Hosting services and social media content are regulated in most countries. At the very least, it aims to comply with laws related to CSAM, copyright, harassment, etc. Small enthusiast relays may stay under the radar, but anyone trying to build a business on this should face fines and prisons. You don’t want to catch them in the middle of an investigation while hosting illegal, scary content. “I didn’t know” is not an excuse for them to accept.
5. How do Pubky Shield users do from this legal risk?
JC: There is nothing to protect users from legal risks other than following the law. What Pubky does is give people a reliable exit when they are censored. They can pick up where they left off without interruption, as long as they can find a new host or are willing to host themselves.
6. Outline how running NOSTR relay vs. running Pubky Homeserver and how both experiences are similar and different.
JC: Most people don’t run relays on Nostr, but most people run home servers on Pubky.
Simply put, relays are intended to act as a pool of servers that may or may not have the data you are looking for.
Pubky Homeservers is a single source of truth for your data. The Homeserver data is then reproduced by another role called Indencers. It aggregates all your Pubky data into a graph database that can provide excellent UX using your application.
7. How does Pubky differ from decentralized social media protocols such as Hive, Bastyon, Farcaster, The Fediverse, and Bluesky?
JC: To be honest, I don’t know much about most of them! I think the most relevant project to this conversation is Bluesky. There is also a server model, but it doesn’t have the PKDNS aspect.
8. Explain the humor behind Nip 177
JC: Haha, well, that’s my BIP 177 riff and aims to improve the terminology of Bitcoin and how the amount is displayed. The joke is that some people say it very differently from “nostol”! Some say “Northur,” others say “Northur.” Well, I think I made a joke suggestion on how to say it correctly.

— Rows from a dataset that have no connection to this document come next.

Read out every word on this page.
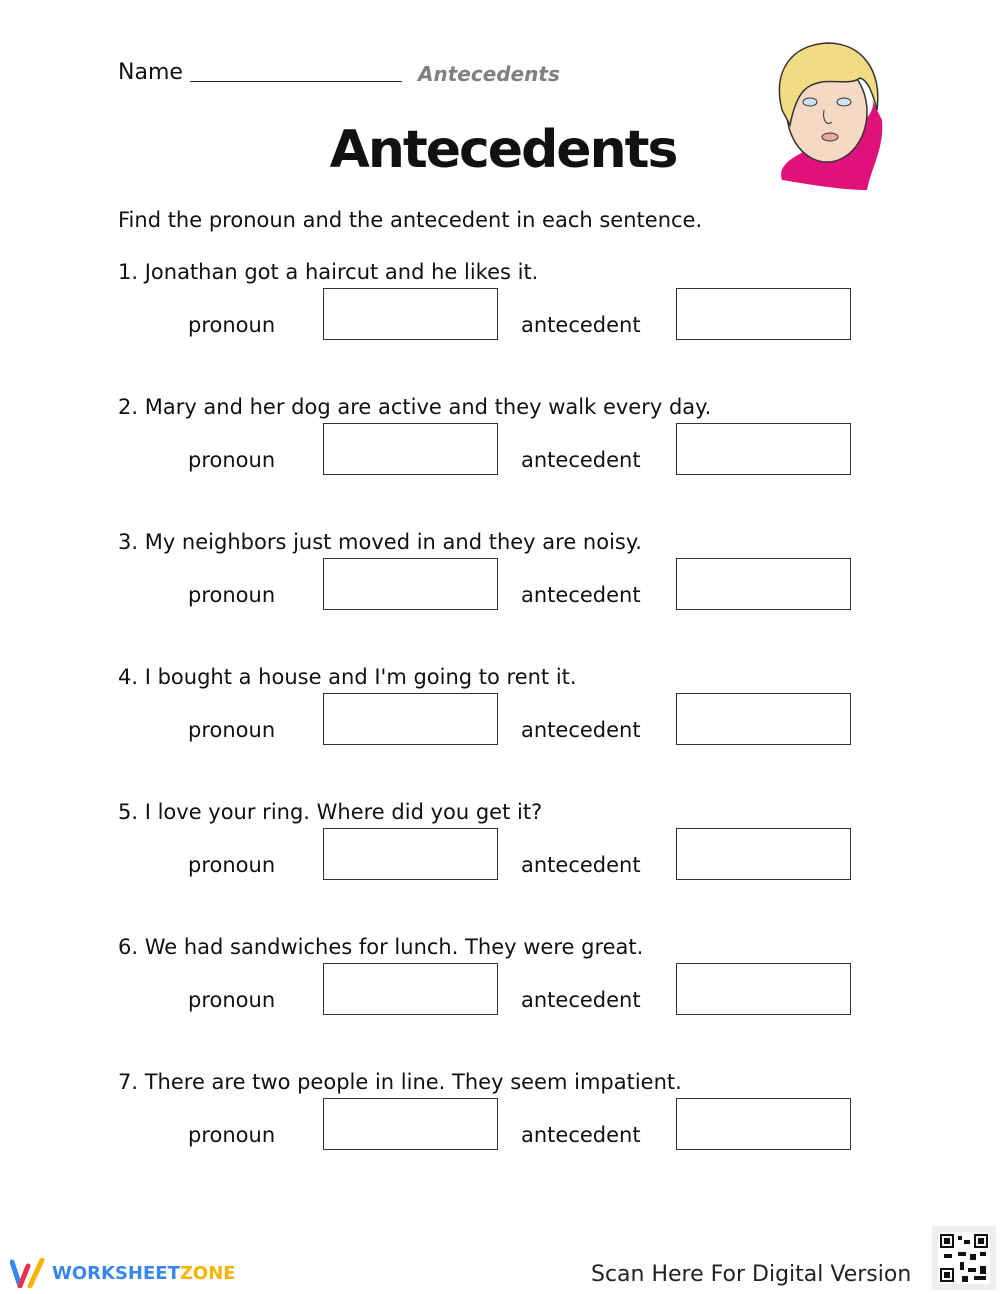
Name	Antecedents
Antecedents
Find the pronoun and the antecedent in each sentence.
1. Jonathan got a haircut and he likes it.
pronoun	antecedent
2. Mary and her dog are active and they walk every day.
pronoun	antecedent
3. My neighbors just moved in and they are noisy.
pronoun	antecedent
4. I bought a house and I'm going to rent it.
pronoun	antecedent
5. I love your ring. Where did you get it?
pronoun	antecedent
6. We had sandwiches for lunch. They were great.
pronoun	antecedent
7. There are two people in line. They seem impatient.
pronoun	antecedent
WORKSHEETZONE	Scan Here For Digital Version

9.How can people get Pubky?
JC: Our flagship application, Pubky.App, is currently in beta. You can follow @getPubky on X and request an invitation code there. It should be out of beta by the end of the year.
All protocols and software are all open source at github.com/pubky/
10. How does Pubky fit with other synonymous products?
JC: Pubky is a major part of the entire “atomic economy” vision, which aims to provide the world’s first functional and sustainable free market society.